MORGANTOWN, W.Va. – Paul A. Offit, M.D., has built an international reputation defending science and medicine against attack. But he doesn’t think scientists never make mistakes. He’s planning to visit West Virginia University March 23 to talk about what we can learn from the laboratory mishaps of the past.
Dr. Offit, a physician-scientist who is an expert in infectious diseases, immunology, virology and vaccines, is the founding director of the Autism Science Foundation. He’s also chief of the Division of Infectious Disease and the director of the Vaccine Education Center at Children’s Hospital of Philadelphia.
Offit is the co-inventor of a rotavirus vaccine, RotaTeq, and was also a member of the Advisory Committee on Immunization Practices to the Centers for Disease Control and Prevention.
His talk, “Scientific Misadventures: Learning from the Past,” is at noon, Friday, March 23 in the Patteson Auditorium at WVU’s Health Sciences Center. It is open to the public and is the highlight of WVU’s annual two-day Van Liere Research Conference.
Offit’s lecture will include tales from his recently published book, “Pandora’s Lab,” that discusses seven instances where scientists failed spectacularly – and how, in many instances, these missteps can pave the way for new, unintended discoveries.
Offit first gained fame outside the academic world with his energetic defense of childhood vaccination in the face of the discredited theory that vaccine use is connected to autism.
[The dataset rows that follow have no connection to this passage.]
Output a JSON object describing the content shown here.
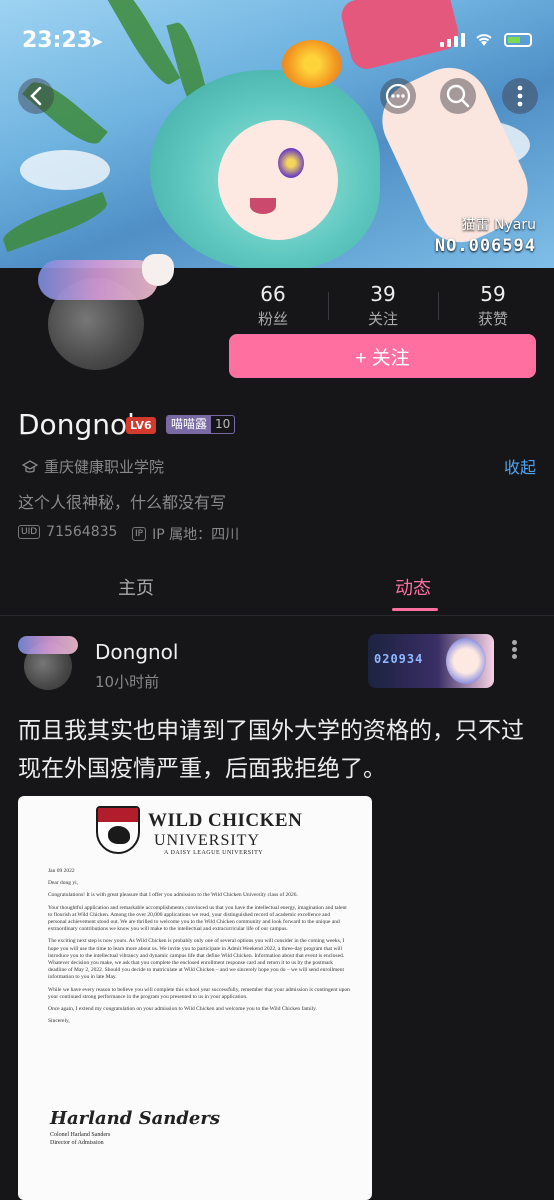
{
  "status_bar": {
    "time": "23:23"
  },
  "banner": {
    "badge_name": "猫雷 Nyaru",
    "badge_no": "NO.006594"
  },
  "profile": {
    "stats": [
      {
        "num": "66",
        "label": "粉丝"
      },
      {
        "num": "39",
        "label": "关注"
      },
      {
        "num": "59",
        "label": "获赞"
      }
    ],
    "follow_label": "+ 关注",
    "username": "Dongnol",
    "level": "LV6",
    "fan_badge_name": "喵喵露",
    "fan_badge_level": "10",
    "school": "重庆健康职业学院",
    "collapse": "收起",
    "bio": "这个人很神秘，什么都没有写",
    "uid": "71564835",
    "ip": "IP 属地：四川"
  },
  "tabs": {
    "home": "主页",
    "dynamic": "动态"
  },
  "post": {
    "author": "Dongnol",
    "time": "10小时前",
    "decor_number": "020934",
    "text": "而且我其实也申请到了国外大学的资格的，只不过现在外国疫情严重，后面我拒绝了。",
    "letter": {
      "title": "WILD CHICKEN",
      "subtitle": "UNIVERSITY",
      "tagline": "A DAISY LEAGUE UNIVERSITY",
      "date": "Jan 09 2022",
      "salutation": "Dear dong yi,",
      "paragraphs": [
        "Congratulations! It is with great pleasure that I offer you admission to the Wild Chicken University class of 2026.",
        "Your thoughtful application and remarkable accomplishments convinced us that you have the intellectual energy, imagination and talent to flourish at Wild Chicken. Among the over 20,000 applications we read, your distinguished record of academic excellence and personal achievement stood out. We are thrilled to welcome you to the Wild Chicken community and look forward to the unique and extraordinary contributions we know you will make to the intellectual and extracurricular life of our campus.",
        "The exciting next step is now yours. As Wild Chicken is probably only one of several options you will consider in the coming weeks, I hope you will use the time to learn more about us. We invite you to participate in Admit Weekend 2022, a three-day program that will introduce you to the intellectual vibrancy and dynamic campus life that define Wild Chicken. Information about that event is enclosed. Whatever decision you make, we ask that you complete the enclosed enrollment response card and return it to us by the postmark deadline of May 2, 2022. Should you decide to matriculate at Wild Chicken – and we sincerely hope you do – we will send enrollment information to you in late May.",
        "While we have every reason to believe you will complete this school year successfully, remember that your admission is contingent upon your continued strong performance in the program you presented to us in your application.",
        "Once again, I extend my congratulation on your admission to Wild Chicken and welcome you to the Wild Chicken family.",
        "Sincerely,"
      ],
      "signature": "Harland Sanders",
      "signer": "Colonel Harland Sanders",
      "role": "Director of Admission"
    }
  }
}
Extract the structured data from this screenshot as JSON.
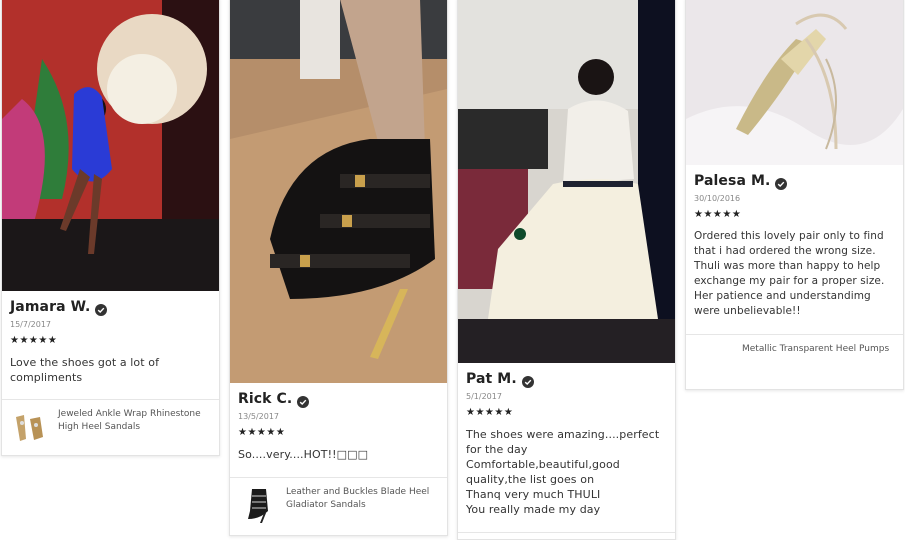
{
  "reviews": [
    {
      "name": "Jamara W.",
      "date": "15/7/2017",
      "stars": "★★★★★",
      "text": "Love the shoes got a lot of compliments",
      "product": "Jeweled Ankle Wrap Rhinestone High Heel Sandals"
    },
    {
      "name": "Rick C.",
      "date": "13/5/2017",
      "stars": "★★★★★",
      "text": "So....very....HOT!!□□□",
      "product": "Leather and Buckles Blade Heel Gladiator Sandals"
    },
    {
      "name": "Pat M.",
      "date": "5/1/2017",
      "stars": "★★★★★",
      "text": "The shoes were amazing....perfect for the day\nComfortable,beautiful,good quality,the list goes on\nThanq very much THULI\nYou really made my day",
      "product": ""
    },
    {
      "name": "Palesa M.",
      "date": "30/10/2016",
      "stars": "★★★★★",
      "text": "Ordered this lovely pair only to find that i had ordered the wrong size. Thuli was more than happy to help exchange my pair for a proper size. Her patience and understandimg were unbelievable!!",
      "product": "Metallic Transparent Heel Pumps"
    }
  ],
  "icons": {
    "verified": "verified-check-icon",
    "star": "star-icon"
  },
  "colors": {
    "star": "#222222",
    "verified": "#333333"
  }
}
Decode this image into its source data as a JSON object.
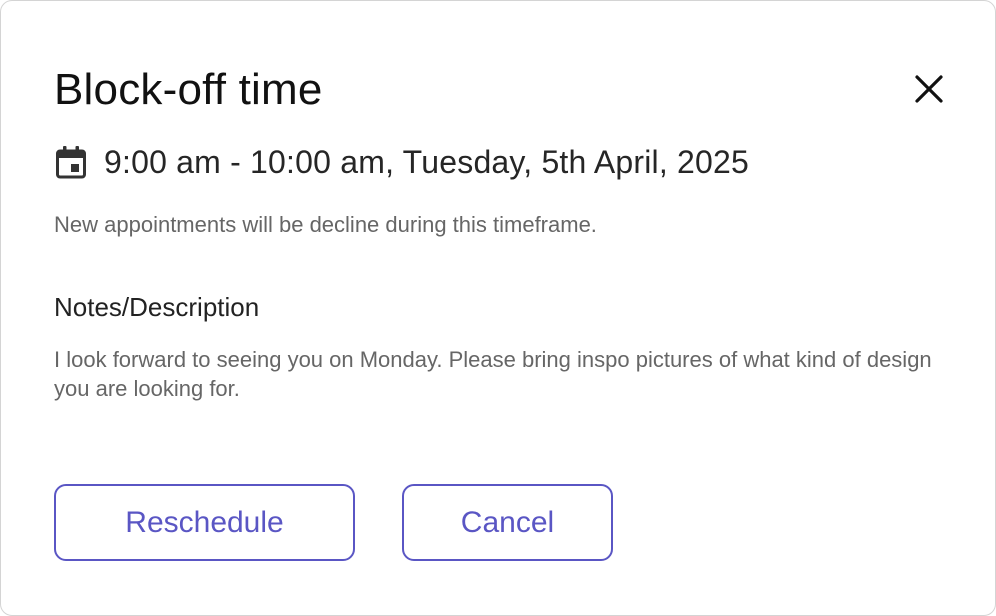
{
  "dialog": {
    "title": "Block-off time",
    "close_icon": "close-icon",
    "datetime": {
      "icon": "calendar-icon",
      "text": "9:00 am - 10:00 am, Tuesday, 5th April, 2025"
    },
    "notice": "New appointments will be decline during this timeframe.",
    "notes": {
      "label": "Notes/Description",
      "text": "I look forward to seeing you on Monday. Please bring inspo pictures of what kind of design you are looking for."
    },
    "buttons": {
      "reschedule_label": "Reschedule",
      "cancel_label": "Cancel"
    }
  },
  "colors": {
    "accent": "#5a56c4",
    "title": "#111111",
    "body_text": "#666666",
    "border": "#d4d4d4"
  }
}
His 2010 book, Autism's False Prophets: Bad Science, Risky Medicine, and the Search for a Cure, is a perennial best-seller and helped make him a familiar face in the media. He is a regular columnist in The Daily Beast, and has been featured on The Daily Show with John Stewart, The Colbert Report, CNN with Sanjay Gupta, CBS This Morning, BBC News, Medscape, USA Today, and Talk of the Nation on National Public Radio.